The cliché about political art is that the imperatives of the political moment overwhelm the art, but the story of History Class illustrates some of the limitations of this perspective. If Sutee had approached the 1976 massacre in a more overtly political way he would probably have run into trouble. But after it was established as a successful piece of art, History Class was freed to become a politically effective work. Textbooks in Thailand now acknowledge past bloodshed. There is more openness about recent events.

Yet the atrocity at Thammasat University has never been investigated, and no one has ever been held responsible. History Class looks a lot less daring to radical critics today than it did twenty years ago. Elements of the original installation have even found their way into the collections of the Singapore government.

‘Political conflicts among Thai people are more polarised, images from 1976 have been manipulated as a political tool, a political weapon,’ Sutee says. ‘Some people say “the person behind the ’76 incident was blah, blah, blah,” but for me, actually, I don’t know what is the truth.’

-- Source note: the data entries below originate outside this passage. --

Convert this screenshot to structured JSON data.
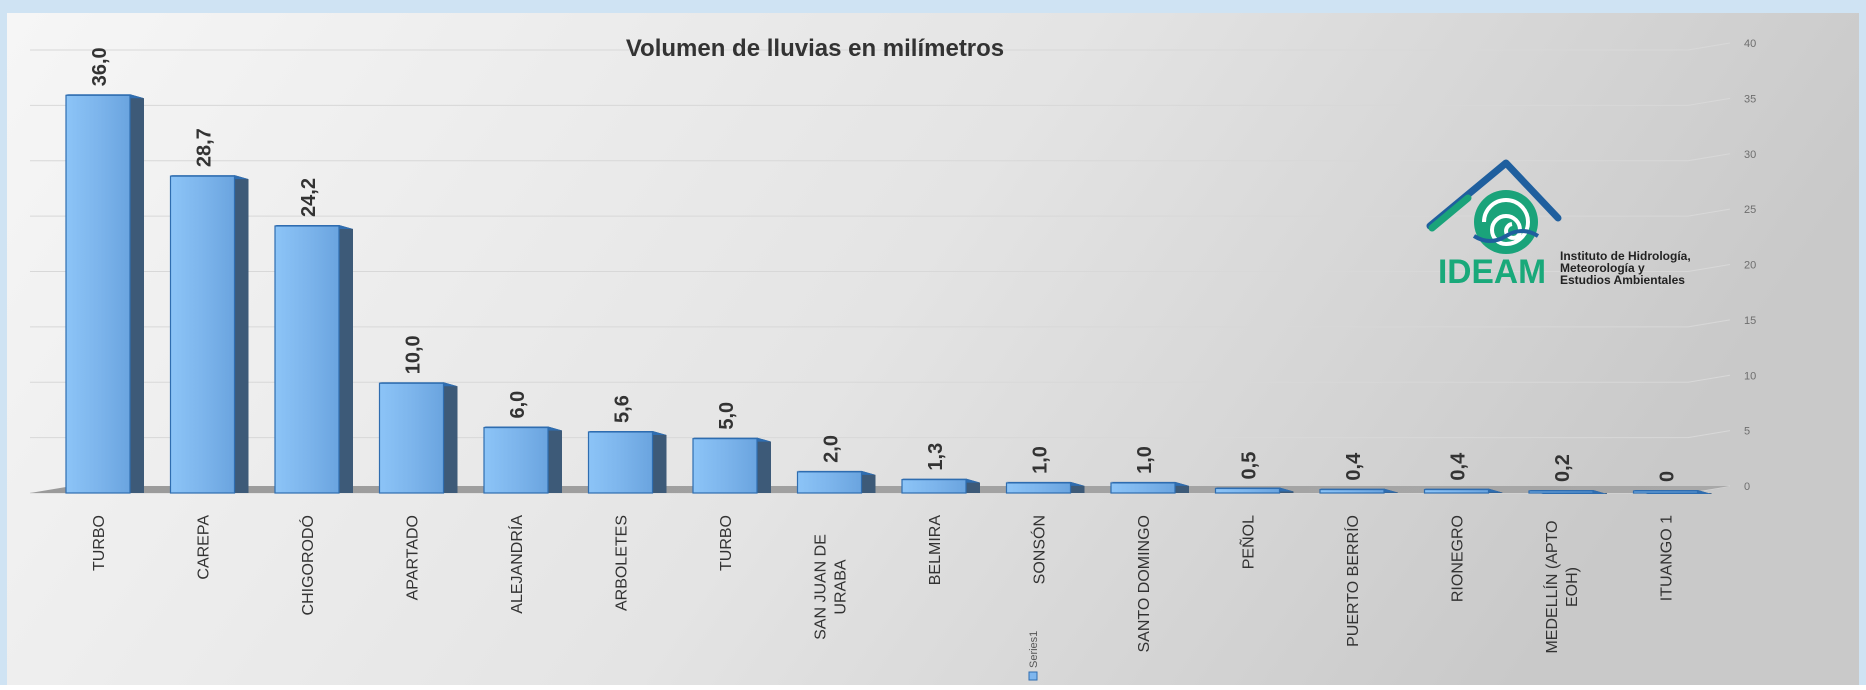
{
  "chart_data": {
    "type": "bar",
    "title": "Volumen de lluvias en milímetros",
    "categories": [
      "TURBO",
      "CAREPA",
      "CHIGORODÓ",
      "APARTADO",
      "ALEJANDRÍA",
      "ARBOLETES",
      "TURBO",
      "SAN JUAN DE URABA",
      "BELMIRA",
      "SONSÓN",
      "SANTO DOMINGO",
      "PEÑOL",
      "PUERTO BERRÍO",
      "RIONEGRO",
      "MEDELLÍN (APTO EOH)",
      "ITUANGO 1"
    ],
    "category_lines": [
      [
        "TURBO"
      ],
      [
        "CAREPA"
      ],
      [
        "CHIGORODÓ"
      ],
      [
        "APARTADO"
      ],
      [
        "ALEJANDRÍA"
      ],
      [
        "ARBOLETES"
      ],
      [
        "TURBO"
      ],
      [
        "SAN JUAN DE",
        "URABA"
      ],
      [
        "BELMIRA"
      ],
      [
        "SONSÓN"
      ],
      [
        "SANTO DOMINGO"
      ],
      [
        "PEÑOL"
      ],
      [
        "PUERTO BERRÍO"
      ],
      [
        "RIONEGRO"
      ],
      [
        "MEDELLÍN (APTO",
        "EOH)"
      ],
      [
        "ITUANGO 1"
      ]
    ],
    "series": [
      {
        "name": "Series1",
        "values": [
          36.0,
          28.7,
          24.2,
          10.0,
          6.0,
          5.6,
          5.0,
          2.0,
          1.3,
          1.0,
          1.0,
          0.5,
          0.4,
          0.4,
          0.2,
          0
        ],
        "labels": [
          "36,0",
          "28,7",
          "24,2",
          "10,0",
          "6,0",
          "5,6",
          "5,0",
          "2,0",
          "1,3",
          "1,0",
          "1,0",
          "0,5",
          "0,4",
          "0,4",
          "0,2",
          "0"
        ]
      }
    ],
    "y_ticks": [
      "0",
      "5",
      "10",
      "15",
      "20",
      "25",
      "30",
      "35",
      "40"
    ],
    "ylim": [
      0,
      40
    ],
    "yaxis_position": "right",
    "grid": true,
    "legend_position": "bottom-center",
    "colors": {
      "bar": "#7eb6ee",
      "bar_side": "#3d5a78",
      "bar_top": "#2f6db0",
      "floor": "#999999"
    }
  },
  "logo": {
    "brand": "IDEAM",
    "tagline": [
      "Instituto de Hidrología,",
      "Meteorología y",
      "Estudios Ambientales"
    ]
  }
}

Since the turn of the century, part of the Thai state’s response to moments of national crisis, such as the 2004 tsunami and the political unrest of 2010, has been to stage big budget contemporary art events. Very few Thai artists have been able to opt out of them, and the networks of dependence they create.

Sutee’s recent work provides a starker illustration of the difficulty of untangling the relationships between political cycles and artistic production. In 2013 he produced a series of pieces attacking the corruption of Yingluck Shinawatra’s government, to raise money for the People’s Democratic Reform Committee (PDRC). In Thailand it’s impossible to be neutral about the PDRC, but the most neutral way of explaining it would be that faced with a choice between the Shinawatras and an unelected government, the PDRC reckoned that an unelected government was the least worst option. Sutee’s critics in Thailand now brand him as (at best) a fellow-traveller of the extreme right. His defenders argue that he was focused on opposing the corruption of the Shinawatras.

In recent years, agonising over the least worst political option has become a familiar experience throughout the West, too. But in Thailand the least worst did not entail electing Emmanuel Macron; it ultimately led to rule by a military junta. During the months of unrest in 2014, protesters were badly injured as they slept at the Democracy Monument.

For a period in the 1990s, as in the 1970s, Thai history could be written as if it were leading towards a liberal form of democracy. No longer. Now installed in a gallery, History Class is like an artefact that has travelled through time from the South East Asian front of Fukuyama’s end of history. ‘The way the desk is displayed in the Substation exhibition is the opposite to the original idea,’ Sutee admits, ‘but with the right lighting in a gallery space it looks like a theatre prop, interesting and dramatic and beautiful.’